Although I’ve been singing and playing guitar since I was in 6th grade, I was never a choir kid. God did not gift me, as he has my daughter and husband, with the ability to improvise complex harmonies on the spot. Oh, I can learn to sing the alto part, and once I have it memorized you might not suspect I am a harmony impostor, but inside I am keenly aware that I am one false note away from having this musical deficit exposed. This year I stood on a stage with a microphone and about a thousand people watching and had to improvise a harmony. No one threw tomatoes. No one demonstrably held their hands over their ears. I’m calling it a small victory.One little giant down.

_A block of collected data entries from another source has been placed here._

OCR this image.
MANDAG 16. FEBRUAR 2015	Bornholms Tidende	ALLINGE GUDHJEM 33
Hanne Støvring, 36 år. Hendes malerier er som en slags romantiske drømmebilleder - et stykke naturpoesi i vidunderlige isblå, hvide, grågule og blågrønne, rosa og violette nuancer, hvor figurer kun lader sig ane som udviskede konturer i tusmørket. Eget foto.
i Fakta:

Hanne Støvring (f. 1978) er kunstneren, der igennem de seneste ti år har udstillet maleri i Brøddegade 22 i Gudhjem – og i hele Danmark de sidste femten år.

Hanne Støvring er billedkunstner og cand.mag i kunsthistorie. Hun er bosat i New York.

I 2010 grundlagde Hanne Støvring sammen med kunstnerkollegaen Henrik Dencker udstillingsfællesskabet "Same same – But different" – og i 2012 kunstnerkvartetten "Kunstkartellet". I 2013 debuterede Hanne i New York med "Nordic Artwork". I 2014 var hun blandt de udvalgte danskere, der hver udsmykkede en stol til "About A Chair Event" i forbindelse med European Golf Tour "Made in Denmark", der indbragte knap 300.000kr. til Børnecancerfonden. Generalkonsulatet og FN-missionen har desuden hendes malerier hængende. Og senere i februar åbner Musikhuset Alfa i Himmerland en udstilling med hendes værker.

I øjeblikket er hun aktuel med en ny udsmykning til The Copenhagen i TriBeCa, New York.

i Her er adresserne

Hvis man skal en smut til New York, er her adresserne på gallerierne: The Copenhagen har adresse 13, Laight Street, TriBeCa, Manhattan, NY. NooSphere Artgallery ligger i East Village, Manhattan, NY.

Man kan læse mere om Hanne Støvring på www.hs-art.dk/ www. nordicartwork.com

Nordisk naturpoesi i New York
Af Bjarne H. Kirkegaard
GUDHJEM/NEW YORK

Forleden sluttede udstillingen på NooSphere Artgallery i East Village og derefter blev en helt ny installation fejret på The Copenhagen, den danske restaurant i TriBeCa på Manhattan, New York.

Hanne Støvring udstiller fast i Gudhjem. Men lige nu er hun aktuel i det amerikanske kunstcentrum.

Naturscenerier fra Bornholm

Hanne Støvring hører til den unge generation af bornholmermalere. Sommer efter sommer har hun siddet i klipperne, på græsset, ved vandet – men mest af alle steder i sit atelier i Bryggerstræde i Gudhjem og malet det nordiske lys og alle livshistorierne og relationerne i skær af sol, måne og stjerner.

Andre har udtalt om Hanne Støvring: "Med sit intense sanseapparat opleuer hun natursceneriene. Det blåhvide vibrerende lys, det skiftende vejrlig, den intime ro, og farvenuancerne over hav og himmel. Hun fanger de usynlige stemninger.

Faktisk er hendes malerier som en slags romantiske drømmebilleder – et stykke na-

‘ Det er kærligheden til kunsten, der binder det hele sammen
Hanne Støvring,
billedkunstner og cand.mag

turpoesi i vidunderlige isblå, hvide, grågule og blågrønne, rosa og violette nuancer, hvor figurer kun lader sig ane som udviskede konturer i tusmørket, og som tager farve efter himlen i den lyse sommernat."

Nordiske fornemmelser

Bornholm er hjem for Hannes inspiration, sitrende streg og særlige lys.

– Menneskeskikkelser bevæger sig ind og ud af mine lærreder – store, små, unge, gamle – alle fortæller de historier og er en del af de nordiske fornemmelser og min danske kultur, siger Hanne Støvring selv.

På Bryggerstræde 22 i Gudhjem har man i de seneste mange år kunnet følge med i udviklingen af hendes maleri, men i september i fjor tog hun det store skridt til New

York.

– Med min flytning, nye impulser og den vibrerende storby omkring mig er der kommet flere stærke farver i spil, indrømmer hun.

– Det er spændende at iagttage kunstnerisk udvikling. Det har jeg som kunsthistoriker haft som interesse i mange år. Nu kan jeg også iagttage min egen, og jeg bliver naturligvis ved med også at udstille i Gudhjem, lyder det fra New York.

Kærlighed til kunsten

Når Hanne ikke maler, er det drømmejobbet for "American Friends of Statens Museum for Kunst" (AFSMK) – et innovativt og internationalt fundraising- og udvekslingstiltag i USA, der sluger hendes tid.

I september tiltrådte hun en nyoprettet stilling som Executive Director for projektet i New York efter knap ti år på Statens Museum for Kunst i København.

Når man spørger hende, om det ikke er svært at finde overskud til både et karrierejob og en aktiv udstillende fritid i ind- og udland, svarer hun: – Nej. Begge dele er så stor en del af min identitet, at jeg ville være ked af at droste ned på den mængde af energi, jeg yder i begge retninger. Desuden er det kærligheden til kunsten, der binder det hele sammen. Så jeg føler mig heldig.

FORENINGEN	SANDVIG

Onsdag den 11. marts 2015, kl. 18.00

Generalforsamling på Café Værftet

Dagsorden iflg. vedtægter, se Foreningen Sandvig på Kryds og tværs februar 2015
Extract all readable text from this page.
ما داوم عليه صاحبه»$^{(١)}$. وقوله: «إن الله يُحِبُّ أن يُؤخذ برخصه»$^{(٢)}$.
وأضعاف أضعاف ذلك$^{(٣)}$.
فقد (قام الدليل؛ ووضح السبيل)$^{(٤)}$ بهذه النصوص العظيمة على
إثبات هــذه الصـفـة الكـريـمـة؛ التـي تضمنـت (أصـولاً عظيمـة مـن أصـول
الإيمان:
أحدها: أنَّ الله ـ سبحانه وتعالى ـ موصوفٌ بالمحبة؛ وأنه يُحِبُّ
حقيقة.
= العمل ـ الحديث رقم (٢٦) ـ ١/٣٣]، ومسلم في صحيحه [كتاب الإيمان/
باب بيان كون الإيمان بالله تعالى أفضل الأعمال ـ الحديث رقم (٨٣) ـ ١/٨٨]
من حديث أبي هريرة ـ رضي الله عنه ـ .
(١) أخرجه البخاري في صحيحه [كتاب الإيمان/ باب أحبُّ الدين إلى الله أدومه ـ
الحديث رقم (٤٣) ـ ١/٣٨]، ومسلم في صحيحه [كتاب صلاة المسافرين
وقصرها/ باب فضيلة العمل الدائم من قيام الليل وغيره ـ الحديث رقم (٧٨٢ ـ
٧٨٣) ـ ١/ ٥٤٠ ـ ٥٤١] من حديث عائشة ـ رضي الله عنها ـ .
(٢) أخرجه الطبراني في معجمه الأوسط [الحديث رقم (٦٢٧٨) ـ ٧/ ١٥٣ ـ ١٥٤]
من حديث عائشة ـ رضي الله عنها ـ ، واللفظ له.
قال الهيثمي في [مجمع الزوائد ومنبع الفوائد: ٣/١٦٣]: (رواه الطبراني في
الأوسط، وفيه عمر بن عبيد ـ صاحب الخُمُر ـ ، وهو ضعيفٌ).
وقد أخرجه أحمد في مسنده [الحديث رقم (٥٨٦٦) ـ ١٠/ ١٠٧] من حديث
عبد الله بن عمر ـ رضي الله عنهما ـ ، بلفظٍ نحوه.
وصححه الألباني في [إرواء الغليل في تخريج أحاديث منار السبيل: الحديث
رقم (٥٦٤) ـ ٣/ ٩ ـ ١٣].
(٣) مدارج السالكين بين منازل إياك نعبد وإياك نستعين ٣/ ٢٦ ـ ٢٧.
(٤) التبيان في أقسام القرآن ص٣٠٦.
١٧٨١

2. Driving the California Freeways.

I grew up in New Jersey, where you could easily drive the entire length of the Garden State Parkway in the far right lane. This fall, in order to lead worship at a women’s Bible study in North County, I had to conquer the harrowing—for me, although probably not for you—drive north during rush hour. It was a weekly one and a half hours of heart-squeezing, lane-changing tension, as I was sandwiched between semis, and propelled by the prevailing traffic speed of Mach 1. Honestly, each week I had trouble sleeping the night before—echoes of a panic attack I once had while driving that continues to haunt me. To get through it, I put some soothing Fernando Ortega in the CD player, and called out to God with tears and groanings too deep for words. Jeff prayed me through it. I survived, and I’m still singing, and while you may consider me a wimp and a nut case, I am going to count this as a win over another little giant.

3. Public Speaking.

This is famously everyone’s biggest fear, but you probably think people who talk for a living like teachers don’t have it. I do. I’m a Toastmaster’s dropout. This year, however, I got on an airplane by myself (which by itself used to terrify me, but overcoming that fear is a story for another day) and went to lead a retreat for a group of strangers in the heart of Beth Moore country. I was intimidated. For starters, I knew for certain I didn’t have the right hair! But friends prayed for me, and the Holy Spirit showed up, and now I have 60 new friends, and the fresh and beautiful experience of seeing God come through when I gave him my five little loaves and two fish. Giant of inadequacy? Down!

4. Writing.

What? I’ve taught high school and college English, and I needed to learn to write? Yup. I joined a critique group for the first time this year and discovered some unpleasant truths about my own academic wordiness and lack of focus. Is it hard to come home with a piece you’ve written where your critiquers have expended as much ink on the corrections as you have on the text? Yup. But now that I’ve experienced the process, and see how much improvement is possible when you have generous friends willing to tell you the truth, I wouldn’t have it any other way. Thin skin? One more little giant, out for the count.

How about you? —Are you up for a dual challenge? Sit down and review your year, and while you are at it, delete some of those thousands of subpar photos trapped on your hard drive. In the process, identify the little giants you’ve taken down this year. God will get the glory when you tell us your story.